Een radicaal Links dat goed bij zijn zinnen is zou belangrijk kunnen bijdragen tot ‘Europa’. Het zou echter moeten breken met het oppervlakkige ‘pro-europeanisme’ van de oude en nieuwe centrumpartijen. Het zou erop moeten staan dat ‘Europese oplossingen’ de actie op nationaal niveau niet kunnen vervangen, al was het maar omdat ze meestal niet beschikbaar zijn of te laat zullen komen. Het zou ook de reëel bestaande democratie moeten verdedigen, d.w.z. de natiestaat-democratie, tegen zijn ‘kosmopolitisch’ surrogaat van een supranationale luchtkasteeldemocratie.
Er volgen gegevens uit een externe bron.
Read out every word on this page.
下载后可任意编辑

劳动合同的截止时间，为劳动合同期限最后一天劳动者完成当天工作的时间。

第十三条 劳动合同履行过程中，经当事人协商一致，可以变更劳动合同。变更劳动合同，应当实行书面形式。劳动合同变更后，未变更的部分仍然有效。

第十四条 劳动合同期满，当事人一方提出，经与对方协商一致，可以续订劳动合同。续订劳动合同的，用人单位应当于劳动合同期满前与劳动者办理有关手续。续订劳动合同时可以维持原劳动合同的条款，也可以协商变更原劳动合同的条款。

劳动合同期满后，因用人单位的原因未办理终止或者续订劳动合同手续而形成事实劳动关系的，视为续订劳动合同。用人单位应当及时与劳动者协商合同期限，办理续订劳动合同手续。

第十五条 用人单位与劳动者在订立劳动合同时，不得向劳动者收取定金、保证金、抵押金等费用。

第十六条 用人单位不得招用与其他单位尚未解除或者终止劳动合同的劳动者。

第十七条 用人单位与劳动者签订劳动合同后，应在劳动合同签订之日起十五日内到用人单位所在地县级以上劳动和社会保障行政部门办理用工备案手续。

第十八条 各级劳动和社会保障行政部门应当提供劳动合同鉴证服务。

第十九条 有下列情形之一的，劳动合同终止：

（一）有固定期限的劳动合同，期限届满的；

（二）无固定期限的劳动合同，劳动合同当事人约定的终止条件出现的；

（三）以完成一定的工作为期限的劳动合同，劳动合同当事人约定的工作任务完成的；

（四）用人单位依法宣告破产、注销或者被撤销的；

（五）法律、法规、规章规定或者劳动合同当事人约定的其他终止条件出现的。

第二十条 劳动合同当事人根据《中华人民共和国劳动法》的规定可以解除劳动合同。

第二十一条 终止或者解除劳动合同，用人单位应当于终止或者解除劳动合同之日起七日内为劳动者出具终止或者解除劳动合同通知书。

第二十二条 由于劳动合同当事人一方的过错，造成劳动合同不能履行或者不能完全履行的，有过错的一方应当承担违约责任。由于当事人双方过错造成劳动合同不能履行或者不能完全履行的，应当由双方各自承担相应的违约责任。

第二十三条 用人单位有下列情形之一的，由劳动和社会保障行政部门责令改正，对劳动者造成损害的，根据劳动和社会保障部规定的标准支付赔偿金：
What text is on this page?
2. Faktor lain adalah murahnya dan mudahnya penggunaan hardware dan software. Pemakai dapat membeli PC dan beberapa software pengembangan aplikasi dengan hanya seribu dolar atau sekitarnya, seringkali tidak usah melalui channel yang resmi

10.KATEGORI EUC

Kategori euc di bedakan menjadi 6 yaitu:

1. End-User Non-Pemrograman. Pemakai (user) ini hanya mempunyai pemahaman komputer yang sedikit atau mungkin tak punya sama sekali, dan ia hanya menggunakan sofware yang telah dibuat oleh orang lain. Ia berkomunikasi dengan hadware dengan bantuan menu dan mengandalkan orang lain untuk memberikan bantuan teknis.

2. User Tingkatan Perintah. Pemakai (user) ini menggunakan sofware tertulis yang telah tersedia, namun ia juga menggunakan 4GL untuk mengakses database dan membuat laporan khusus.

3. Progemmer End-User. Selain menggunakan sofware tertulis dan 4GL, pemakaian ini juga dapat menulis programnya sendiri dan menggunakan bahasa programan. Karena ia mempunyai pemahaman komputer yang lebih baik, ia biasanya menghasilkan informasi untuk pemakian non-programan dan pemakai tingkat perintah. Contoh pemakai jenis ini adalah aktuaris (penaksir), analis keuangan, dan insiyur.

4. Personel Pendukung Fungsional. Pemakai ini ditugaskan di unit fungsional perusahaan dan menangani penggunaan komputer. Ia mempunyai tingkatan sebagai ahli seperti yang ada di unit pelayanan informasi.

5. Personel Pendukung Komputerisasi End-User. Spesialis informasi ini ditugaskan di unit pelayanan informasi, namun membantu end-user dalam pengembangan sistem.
Dit zou betekenen dat men uitlegt dat de democratie onderaan begint. Dat verzoening met de natuur en tussen mensen niet gratis uit de Europese lucht komt gevallen. Maar de leden van het Europees Parlement zullen nog niet lang verkozen zijn en reeds verworden tot 751 gelijkgezinde lobbyisten voor supranationale technocratie, verkleed als democratische vertegenwoordigers van een Europees volk dat nog niet eens bestaat. Sociale verandering ten goede zal niet van boven komen, en niet van hen.
(*) Wolfgang Streeck (° 1946) is een Duitse socioloog en auteur. Hij was directeur van het Max-Planck-Institut für Gesellschaftsforschung in Keulen. Hij is een scherp criticus van de neoliberalisering van de samenleving en van de Europese constructie. Op Ander Europa werd o.a. zijn boek Gekochte Tijd besproken en verschenen diverse van zijn artikels.
Dit artikel verscheen op 30 mei 2019 in Jacobin. Nederlandse vertaling door Ander Europa.